The cardiac sodium channel mutation delQKP 1507-1509 is associated with the expanding phenotypic spectrum of LQT3, conduction disorder, dilated cardiomyopathy, and high incidence of youth sudden death

Abstract

Aim: We report diverse phenotypic consequences of the delQKP-1507-1509 cardiac sodium channel mutation in three generations of a Chinese family.

Methods and results: Clinical and electrocardiographic (ECG), echocardiographic examination was followed by direct sequencing of SCN5A, KCNQ1, HERG, and LAMIN A/C to screen genomic DNA from blood samples. Of two mutation carriers, the proband was born with conduction disorders including second-degree atrioventricular (AV) block with prolonged QTc interval, additionally showing left anterior fascicular block (LAFB), incomplete right bundle-branch block (IRBBB), and intermittent third-degree AV block at 2 years, and clinical presentations of multiple syncope despite normal electroencephalograms at 8 years. Continuous ECG monitoring following presentation at 13 years revealed prolonged QTc and biphasic T-waves, multiple episodes of ventricular tachycardia, ventricular fibrillation, and torsades de pointes. Transthoracal echocardiography then revealed left ventricular dilatation and reduced systolic function. Another mutation carrier showed features of long QT syndrome type 3 (LQT3), LAFB, and dilated cardiomyopathy (DCM). Two additional subjects died suddenly at 13 and 33 years.

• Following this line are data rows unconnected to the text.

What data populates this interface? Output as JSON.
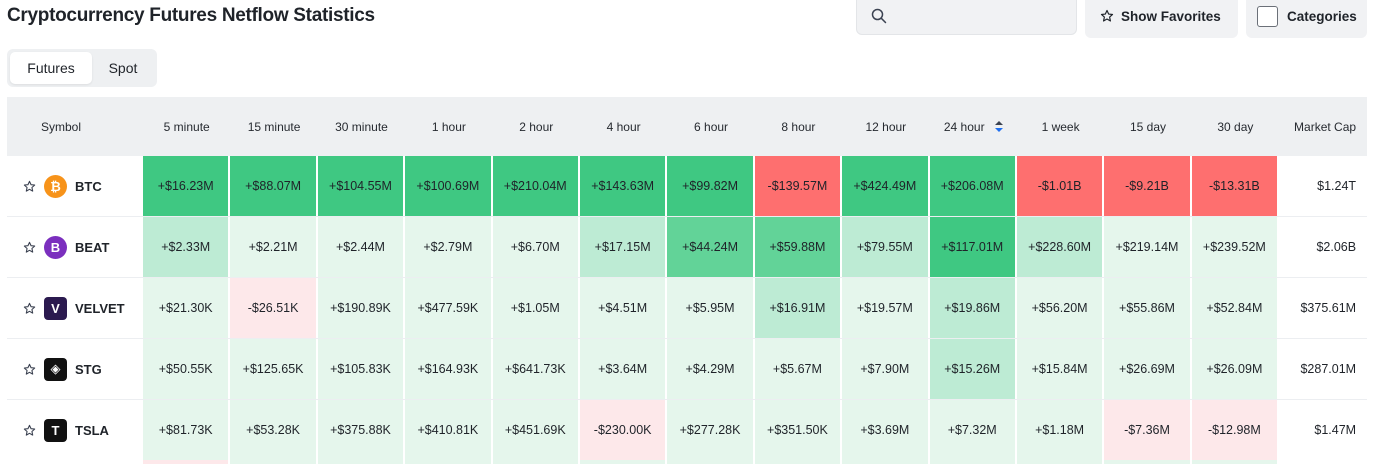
{
  "page_title": "Cryptocurrency Futures Netflow Statistics",
  "search": {
    "placeholder": ""
  },
  "toolbar": {
    "favorites_label": "Show Favorites",
    "categories_label": "Categories"
  },
  "tabs": [
    {
      "label": "Futures",
      "active": true
    },
    {
      "label": "Spot",
      "active": false
    }
  ],
  "columns": [
    "Symbol",
    "5 minute",
    "15 minute",
    "30 minute",
    "1 hour",
    "2 hour",
    "4 hour",
    "6 hour",
    "8 hour",
    "12 hour",
    "24 hour",
    "1 week",
    "15 day",
    "30 day",
    "Market Cap"
  ],
  "sorted_column": "24 hour",
  "colors": {
    "green_strong": "#3fc882",
    "green_medium": "#62d398",
    "green_soft": "#bdebd4",
    "green_faint": "#e5f6ec",
    "red_strong": "#fe6f6f",
    "red_faint": "#fde8ea",
    "accent_blue": "#1e6ff0"
  },
  "rows": [
    {
      "symbol": "BTC",
      "icon": "bitcoin-icon",
      "icon_color": "#f7931a",
      "icon_glyph": "₿",
      "values": [
        "+$16.23M",
        "+$88.07M",
        "+$104.55M",
        "+$100.69M",
        "+$210.04M",
        "+$143.63M",
        "+$99.82M",
        "-$139.57M",
        "+$424.49M",
        "+$206.08M",
        "-$1.01B",
        "-$9.21B",
        "-$13.31B"
      ],
      "tones": [
        "gs",
        "gs",
        "gs",
        "gs",
        "gs",
        "gs",
        "gs",
        "rs",
        "gs",
        "gs",
        "rs",
        "rs",
        "rs"
      ],
      "market_cap": "$1.24T"
    },
    {
      "symbol": "BEAT",
      "icon": "beat-icon",
      "icon_color": "#7b2fbe",
      "icon_glyph": "B",
      "values": [
        "+$2.33M",
        "+$2.21M",
        "+$2.44M",
        "+$2.79M",
        "+$6.70M",
        "+$17.15M",
        "+$44.24M",
        "+$59.88M",
        "+$79.55M",
        "+$117.01M",
        "+$228.60M",
        "+$219.14M",
        "+$239.52M"
      ],
      "tones": [
        "gl",
        "gf",
        "gf",
        "gf",
        "gf",
        "gl",
        "gm",
        "gm",
        "gl",
        "gs",
        "gl",
        "gf",
        "gf"
      ],
      "market_cap": "$2.06B"
    },
    {
      "symbol": "VELVET",
      "icon": "velvet-icon",
      "icon_color": "#2b1a4f",
      "icon_glyph": "V",
      "values": [
        "+$21.30K",
        "-$26.51K",
        "+$190.89K",
        "+$477.59K",
        "+$1.05M",
        "+$4.51M",
        "+$5.95M",
        "+$16.91M",
        "+$19.57M",
        "+$19.86M",
        "+$56.20M",
        "+$55.86M",
        "+$52.84M"
      ],
      "tones": [
        "gf",
        "rf",
        "gf",
        "gf",
        "gf",
        "gf",
        "gf",
        "gl",
        "gf",
        "gl",
        "gf",
        "gf",
        "gf"
      ],
      "market_cap": "$375.61M"
    },
    {
      "symbol": "STG",
      "icon": "stargate-icon",
      "icon_color": "#111111",
      "icon_glyph": "◈",
      "values": [
        "+$50.55K",
        "+$125.65K",
        "+$105.83K",
        "+$164.93K",
        "+$641.73K",
        "+$3.64M",
        "+$4.29M",
        "+$5.67M",
        "+$7.90M",
        "+$15.26M",
        "+$15.84M",
        "+$26.69M",
        "+$26.09M"
      ],
      "tones": [
        "gf",
        "gf",
        "gf",
        "gf",
        "gf",
        "gf",
        "gf",
        "gf",
        "gf",
        "gl",
        "gf",
        "gf",
        "gf"
      ],
      "market_cap": "$287.01M"
    },
    {
      "symbol": "TSLA",
      "icon": "tesla-icon",
      "icon_color": "#111111",
      "icon_glyph": "T",
      "values": [
        "+$81.73K",
        "+$53.28K",
        "+$375.88K",
        "+$410.81K",
        "+$451.69K",
        "-$230.00K",
        "+$277.28K",
        "+$351.50K",
        "+$3.69M",
        "+$7.32M",
        "+$1.18M",
        "-$7.36M",
        "-$12.98M"
      ],
      "tones": [
        "gf",
        "gf",
        "gf",
        "gf",
        "gf",
        "rf",
        "gf",
        "gf",
        "gf",
        "gf",
        "gf",
        "rf",
        "rf"
      ],
      "market_cap": "$1.47M"
    }
  ]
}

Conclusion: This data compliments and expands the spectrum of phenotypes resulting from this known gain-of-function mutation, including not only LQT3, cardiac conduction defects, and sudden death but also DCM, hitherto associated with loss-of-function mutations, for the first time.

Figure 1

Pedigree information of the family with the SCN5A-delQKP1507–1509 mutation. Filled squares denote affected male; filled circles denote affected female; open squares denote unaffected males; open circles denote unaffected females; pen square with a slash indicates deceased because of liver cancer; filled circles/square with a slash indicates sudden death and genotypes consequently are not available. Arrows indicate the proband.

Figure 2

Twelve-lead electrocardiography (ECG) and transthoracal echocardiography results of proband. (A) 12-lead ECG (25 mm/s). Leads I, II, III, aVR, aVL, aVF (10 mm/mV), and V1–V6 (5 mV/mm) showed prolonged QTc, with the former showing biphasic T waves, and the latter alternating upright and inverting T-waves (T-wave alternans). ECG records also show intraventricular conduction delay of left anterior fascicular block (LAFB) and incomplete right bundle-branch block (IRBBB). (B) An example of an episode of torsades de pointes. (C) Transthoracal echocardiographic image demonstrating dilated left ventricle by apex position. (D) Colour Doppler image showed dysfunction of the left ventricular wall (wall velocity approximately 4.35 cm/s).

Figure 3

delQKP1507–1509 mutation of SCN5A sodium channel. (A) A heterozygous deletion of nine base pairs (CAGAAGCCC) in exon 26 of SCN5A resulting in the deletion of three amino acids QKP Gln1507–Lys1508–Pro1509 compared with the corresponding control segments (B) of exon 26 of SCN5A. (C) SSCP confirmed two mutation carriers (proband and subject I-2). No labelled bands are control samples. (D) Position of the delQKP1507–1509 mutation on Nav1.5 channel.